Proclad PipelinesThere has been some discussion here at Export Law Blog about the proper role of freight forwarding companies in export enforcement. If a customer of a freight forwarder proffers a package addressed to Iran without an OFAC license, should the freight forwarder decline the package and tell the customer that shipments to Iran must be licensed? Or should the freight forwarder accept the package and call the authorities? The recent settlement agreement entered into between Kuwaiti-owned Proclad International Pipelines and the Bureau of Industry and Security shows, I think, a freight forwarder that struck exactly the right balance.

At issue were attempted exports by Proclad of nickel alloy pipes classified as EAR99 to Iran without a license. The company attempted to export the pipes to Iran by transshipping them through the UAE. In the recitation of the various counts with which Proclad was charged is this interesting language:

Proclad altered markings for use on the crates of nickel alloy pipes that it was attempting to export to Iran. The altered markings were provided to the U.s. manufacturers in lieu of markings previously provided indicating that pipes were being exported to Iran. Proclad altered the markings to conceal the true ultimate destination of the items after it had been informed by a freight forwarder of the applicable licensing requirements during a previous attempt to export the pipes to Iran.

What apparently happened was that once the freight forwarder said the pipes couldn’t be shipped to Iran, Proclad simply slapped on new labels saying that the pipes were going to the UAE. I suspect the freight forwarder then called the authorities.
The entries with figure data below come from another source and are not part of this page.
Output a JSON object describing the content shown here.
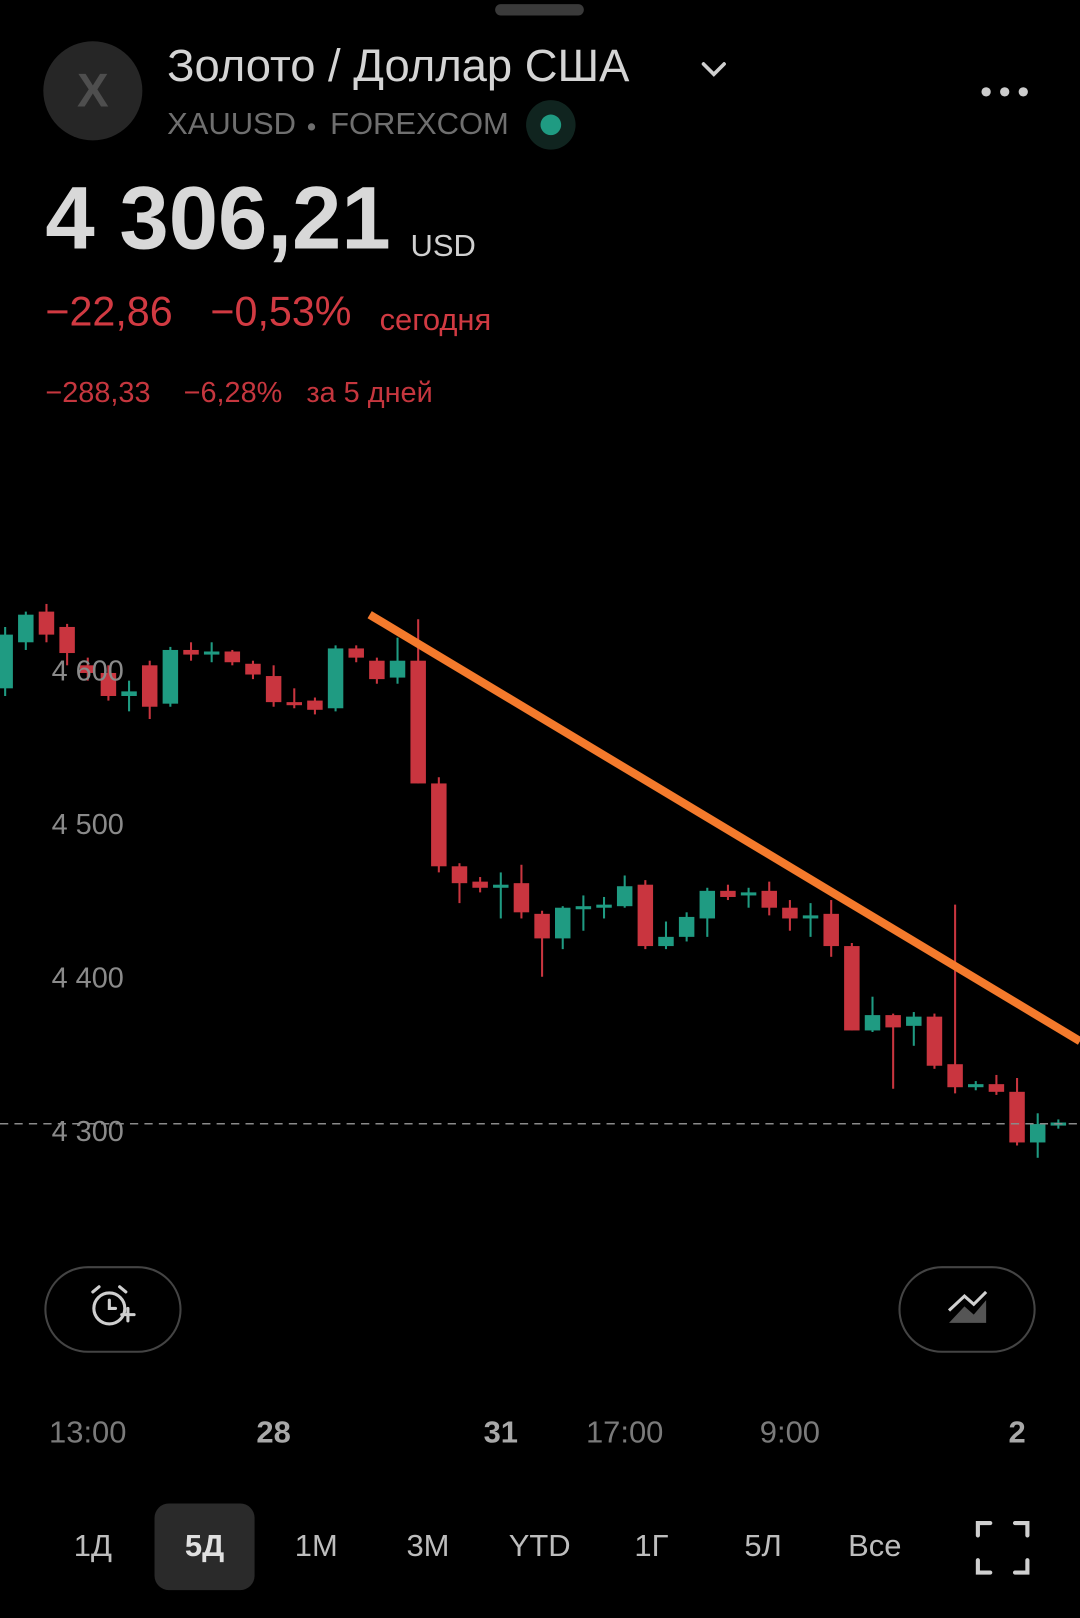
{
  "header": {
    "logo_letter": "X",
    "title": "Золото / Доллар США",
    "symbol": "XAUUSD",
    "exchange": "FOREXCOM"
  },
  "quote": {
    "price": "4 306,21",
    "currency": "USD",
    "change": "−22,86",
    "change_percent": "−0,53%",
    "change_period": "сегодня",
    "change_5d": "−288,33",
    "change_5d_percent": "−6,28%",
    "change_5d_period": "за 5 дней"
  },
  "chart_data": {
    "type": "candlestick",
    "categories": [
      null,
      null,
      null,
      null,
      "13:00",
      null,
      null,
      null,
      null,
      null,
      null,
      null,
      null,
      "28",
      null,
      null,
      null,
      null,
      null,
      null,
      null,
      null,
      null,
      null,
      "31",
      null,
      null,
      null,
      null,
      null,
      "17:00",
      null,
      null,
      null,
      null,
      null,
      null,
      null,
      "9:00",
      null,
      null,
      null,
      null,
      null,
      null,
      null,
      null,
      null,
      null,
      "2",
      null,
      null
    ],
    "open": [
      4590,
      4620,
      4640,
      4630,
      4605,
      4600,
      4585,
      4605,
      4580,
      4615,
      4612,
      4614,
      4606,
      4598,
      4581,
      4582,
      4577,
      4616,
      4608,
      4597,
      4608,
      4528,
      4474,
      4464,
      4460,
      4463,
      4443,
      4427,
      4446,
      4447,
      4448,
      4462,
      4422,
      4428,
      4440,
      4458,
      4455,
      4458,
      4447,
      4440,
      4443,
      4422,
      4367,
      4377,
      4370,
      4376,
      4345,
      4330,
      4332,
      4327,
      4294,
      4305
    ],
    "high": [
      4630,
      4640,
      4645,
      4632,
      4610,
      4605,
      4595,
      4608,
      4617,
      4620,
      4620,
      4615,
      4608,
      4605,
      4590,
      4584,
      4618,
      4618,
      4610,
      4623,
      4635,
      4532,
      4476,
      4467,
      4470,
      4475,
      4445,
      4448,
      4455,
      4454,
      4468,
      4465,
      4438,
      4444,
      4460,
      4462,
      4460,
      4464,
      4452,
      4450,
      4452,
      4424,
      4389,
      4378,
      4379,
      4378,
      4449,
      4334,
      4338,
      4336,
      4313,
      4309
    ],
    "low": [
      4585,
      4615,
      4620,
      4605,
      4595,
      4582,
      4575,
      4570,
      4578,
      4608,
      4607,
      4605,
      4596,
      4578,
      4577,
      4573,
      4575,
      4607,
      4593,
      4593,
      4528,
      4470,
      4450,
      4457,
      4440,
      4440,
      4402,
      4420,
      4432,
      4440,
      4447,
      4420,
      4420,
      4425,
      4428,
      4452,
      4447,
      4442,
      4432,
      4428,
      4415,
      4367,
      4366,
      4329,
      4357,
      4342,
      4326,
      4328,
      4325,
      4292,
      4284,
      4303
    ],
    "close": [
      4625,
      4638,
      4625,
      4613,
      4600,
      4585,
      4588,
      4578,
      4615,
      4612,
      4614,
      4607,
      4599,
      4581,
      4579,
      4576,
      4616,
      4610,
      4596,
      4608,
      4528,
      4474,
      4463,
      4460,
      4462,
      4444,
      4427,
      4447,
      4448,
      4449,
      4461,
      4422,
      4428,
      4441,
      4458,
      4454,
      4457,
      4447,
      4440,
      4442,
      4422,
      4367,
      4377,
      4369,
      4376,
      4344,
      4330,
      4332,
      4327,
      4294,
      4306,
      4307
    ],
    "up_color": "#1f9b82",
    "down_color": "#c9353f",
    "ylim": [
      4245,
      4662
    ],
    "yticks": [
      {
        "value": 4300,
        "label": "4 300"
      },
      {
        "value": 4400,
        "label": "4 400"
      },
      {
        "value": 4500,
        "label": "4 500"
      },
      {
        "value": 4600,
        "label": "4 600"
      }
    ],
    "price_line": 4306.21,
    "trendline": {
      "color": "#f47a2c",
      "points": [
        {
          "x": 17.65,
          "y": 4638
        },
        {
          "x": 52.05,
          "y": 4360
        }
      ]
    }
  },
  "periods": {
    "items": [
      "1Д",
      "5Д",
      "1М",
      "3М",
      "YTD",
      "1Г",
      "5Л",
      "Все"
    ],
    "selected": 1
  }
}
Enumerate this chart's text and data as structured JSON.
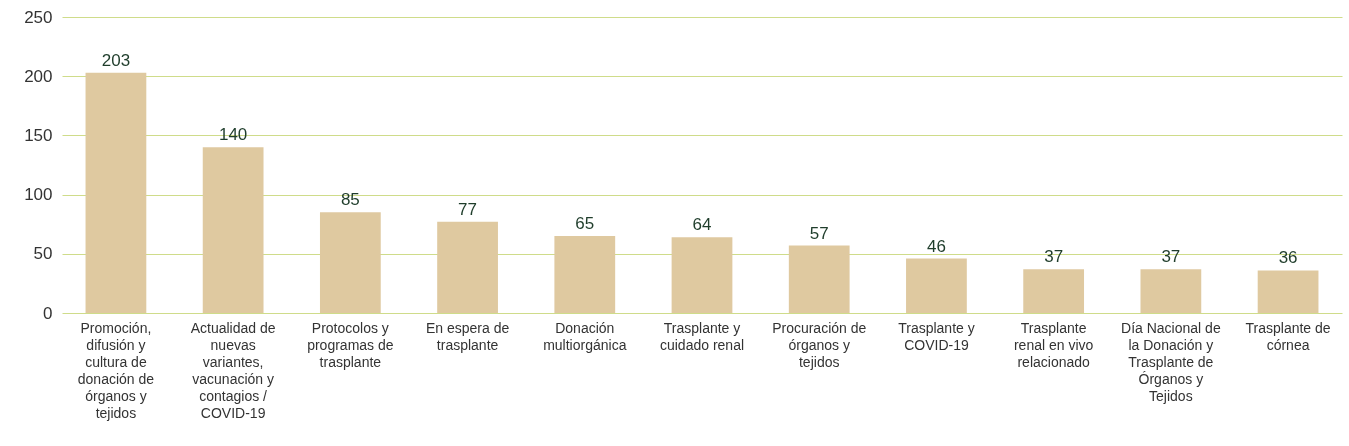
{
  "chart_data": {
    "type": "bar",
    "categories": [
      "Promoción, difusión y cultura de donación de órganos y tejidos",
      "Actualidad de nuevas variantes, vacunación y contagios / COVID-19",
      "Protocolos y programas de trasplante",
      "En espera de trasplante",
      "Donación multiorgánica",
      "Trasplante y cuidado renal",
      "Procuración de órganos y tejidos",
      "Trasplante y COVID-19",
      "Trasplante renal en vivo relacionado",
      "Día Nacional de la Donación y Trasplante de Órganos y Tejidos",
      "Trasplante de córnea"
    ],
    "values": [
      203,
      140,
      85,
      77,
      65,
      64,
      57,
      46,
      37,
      37,
      36
    ],
    "color": "#dfc9a0",
    "ylim": [
      0,
      250
    ],
    "yticks": [
      0,
      50,
      100,
      150,
      200,
      250
    ],
    "grid": "y",
    "data_labels": true
  }
}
The freight forwarder did the right thing by initially telling the exporter that exports to Iran required licenses. Clearly any exporter that hands documents to the freight forwarder showing Iran as the ultimate destination is clueless about U.S. law. Proclad Pipelines is located in Scotland, so it’s a reasonable assumption that they may not have been familiar with U.S. export restrictions.

But what initially might be seen as an innocent mistake quickly became an illegal undertaking when Proclad decided that the appropriate response wasn’t to decline to export items to Iran but to pretend to export the Iranian-bound goods elsewhere. And a freight forwarder who saw that a package previously bound for Iran now had on shipping labels for the UAE would have to be well-aware that the exporter was attempting some shenanigans. And that, in my view, fully-justified the freight forwarder ratting out Proclad.